Here’s just a few quick notes:

1. Dialogue should sound organic. Answers don’t necessarily follow questions, not directly, anyway. The answer can change the subject. The answer sometimes doesn’t reflect the question. This is one way to make dialogue surprising.

2. Dialogue doesn’t indicate emotion. It shows emotion. No “he exclaimed” or “he whimpered” to indicate. Search your imagination for dialogue whose words show exclamation or whimpering. Or use gestures that might match these feelings.
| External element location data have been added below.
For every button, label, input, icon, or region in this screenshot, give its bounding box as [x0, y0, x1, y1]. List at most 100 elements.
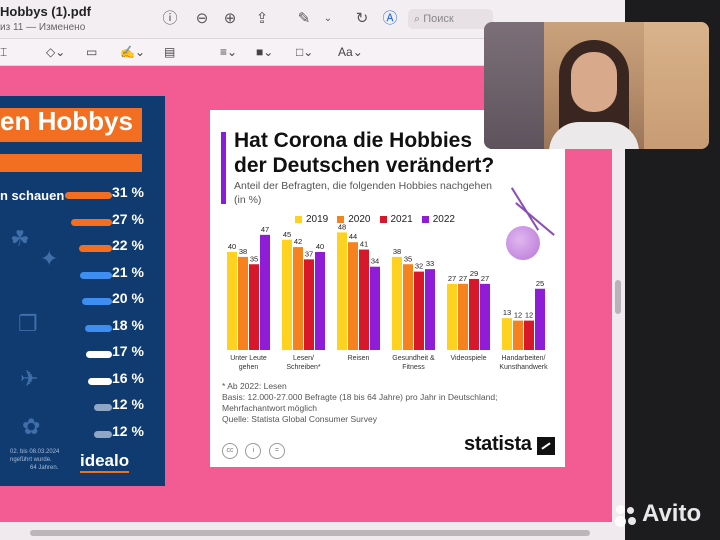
text-style-button[interactable]: Aa⌄ — [338, 45, 363, 59]
shapes-icon[interactable]: ◇⌄ — [46, 45, 66, 59]
first-hobby-label: n schauen — [0, 188, 65, 203]
chart-bar — [392, 256, 402, 350]
bar-value-label: 42 — [294, 237, 302, 246]
page-layout-icon[interactable]: ▤ — [164, 45, 176, 59]
chart-bar — [304, 259, 314, 350]
doodle-icon: ☘ — [10, 226, 30, 251]
text-selection-icon[interactable]: ⌶ — [0, 45, 8, 59]
info-icon[interactable]: i — [245, 443, 262, 459]
plane-icon: ✈ — [20, 366, 39, 391]
bar-value-label: 45 — [283, 230, 291, 239]
border-color-icon[interactable]: ■⌄ — [256, 45, 274, 59]
idealo-logo: idealo — [80, 451, 130, 473]
chart-bar — [249, 264, 259, 350]
hobby-bar — [65, 192, 112, 199]
horizontal-scrollbar-thumb[interactable] — [30, 530, 590, 536]
markup-pen-icon[interactable]: ✎ — [297, 10, 311, 27]
bar-value-label: 37 — [305, 249, 313, 258]
chart-bar — [315, 252, 325, 350]
chevron-down-icon[interactable]: ⌄ — [323, 13, 333, 24]
creative-commons-icon[interactable]: cc — [222, 443, 238, 459]
bar-value-label: 38 — [393, 247, 401, 256]
bar-value-label: 40 — [316, 242, 324, 251]
search-icon: ⌕ — [414, 13, 424, 25]
hobby-bar — [88, 377, 112, 385]
category-label: Lesen/ — [293, 355, 314, 362]
hobby-percent: 18 % — [112, 316, 144, 333]
avito-dots-icon — [614, 503, 638, 527]
hobby-percent: 12 % — [112, 422, 144, 439]
legend-item: 2019 — [295, 214, 328, 225]
chart-bar — [524, 320, 534, 350]
line-style-icon[interactable]: ≡⌄ — [220, 45, 238, 59]
chart-bar — [458, 283, 468, 350]
chart-bar — [535, 288, 545, 350]
hobby-bar — [71, 218, 112, 226]
bar-value-label: 48 — [338, 222, 346, 231]
document-subtitle: из 11 — Изменено — [0, 22, 86, 33]
hobby-percent: 27 % — [112, 210, 144, 227]
search-field[interactable]: ⌕ Поиск — [408, 9, 493, 29]
legend-label: 2020 — [348, 214, 371, 225]
category-label: Handarbeiten/ — [502, 355, 546, 362]
doodle-icon: ✦ — [40, 246, 59, 271]
webcam-background-door — [644, 22, 709, 149]
bar-value-label: 35 — [404, 254, 412, 263]
yarn-ball-icon — [506, 226, 540, 260]
share-icon[interactable]: ⇪ — [255, 10, 269, 27]
chart-bar — [227, 252, 237, 350]
category-label: Schreiben* — [286, 364, 321, 371]
signature-icon[interactable]: ✍⌄ — [120, 45, 145, 59]
fill-color-icon[interactable]: □⌄ — [296, 45, 314, 59]
legend-label: 2022 — [432, 214, 455, 225]
bar-value-label: 29 — [470, 269, 478, 278]
webcam-overlay[interactable] — [484, 22, 709, 149]
hobby-percent: 16 % — [112, 369, 144, 386]
rotate-icon[interactable]: ↻ — [355, 10, 369, 27]
legend-label: 2021 — [390, 214, 413, 225]
chart-bar — [414, 271, 424, 350]
infographic-title: en Hobbys — [0, 106, 133, 136]
zoom-in-icon[interactable]: ⊕ — [223, 10, 237, 27]
hobby-percent: 31 % — [112, 184, 144, 200]
zoom-out-icon[interactable]: ⊖ — [195, 10, 209, 27]
chart-bar — [425, 269, 435, 350]
bar-value-label: 27 — [448, 274, 456, 283]
license-icons: cc i = — [222, 439, 288, 459]
info-icon[interactable]: ⓘ — [162, 10, 178, 27]
search-placeholder: Поиск — [423, 13, 454, 25]
legend-item: 2020 — [337, 214, 371, 225]
vertical-scrollbar-thumb[interactable] — [615, 280, 621, 314]
chart-title: Hat Corona die Hobbies der Deutschen ver… — [234, 129, 495, 177]
hobby-percent: 12 % — [112, 396, 144, 412]
hobby-percent: 20 % — [112, 290, 144, 306]
hobby-bar — [82, 298, 112, 305]
text-box-icon[interactable]: ▭ — [86, 45, 98, 59]
title-bar: Hobbys (1).pdf из 11 — Изменено ⓘ ⊖ ⊕ ⇪ … — [0, 0, 625, 39]
avito-watermark: Avito — [614, 500, 701, 528]
chart-bar — [359, 249, 369, 350]
title-accent-bar — [221, 132, 226, 204]
bar-value-label: 33 — [426, 259, 434, 268]
bar-value-label: 27 — [459, 274, 467, 283]
markup-icon[interactable]: Ⓐ — [382, 10, 398, 27]
chart-subtitle: Anteil der Befragten, die folgenden Hobb… — [234, 180, 493, 206]
bar-value-label: 40 — [228, 242, 236, 251]
bar-value-label: 47 — [261, 225, 269, 234]
legend-swatch — [421, 215, 429, 223]
infographic-footnote: 02. bis 08.03.2024 ngeführt wurde. 64 Ja… — [10, 449, 60, 471]
bar-value-label: 41 — [360, 240, 368, 249]
left-infographic: en Hobbys n schauen ☘ ✦ ❐ ✈ ✿ 31 % 27 % 22… — [0, 96, 165, 486]
hobby-bar — [85, 324, 112, 332]
equals-icon[interactable]: = — [268, 443, 285, 459]
chart-bar — [337, 232, 347, 350]
chart-bar — [469, 278, 479, 350]
title-box — [0, 108, 142, 142]
person-shirt — [549, 122, 639, 149]
hobby-bar — [86, 351, 112, 358]
bar-value-label: 34 — [371, 257, 379, 266]
category-label: Reisen — [348, 355, 370, 362]
hobby-bar — [94, 404, 112, 411]
hobby-bar — [94, 430, 112, 438]
category-label: Kunsthandwerk — [499, 364, 548, 371]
3. Dialogue should be motivated by both character and situation. Rent Pulp Fiction. Eaarly in the movie, you’ll notice how there’s very little of the explanation of the hit mens’ plans in their dialogue. Jules and Vincent (Samuel L. Jackson and John Travolta) say:

“We should have shotguns for this kind of deal.”
“How many up there?”
“Three or four.”
“Counting our guy?”
“I’m not sure.”
“So there could be up to five guys in there.”
“It’s possible.”
“We should have fuckin’ shotguns.”

These fellows stand in front of a car trunk while they talk this over, loading .45s. Their plan must to be kill someone, several people. Nary a word is said about the plan directly.

In dialogue, the central thing is not named, so it can gain power during the scene.

Oh, and the shorter the dialogue per character (total number of sentences), the better. People don’t speak in long sentences (most people, anyway). Too many sentences and you have a speech. Leave that for the sequel, the narrative writing that follows the scene.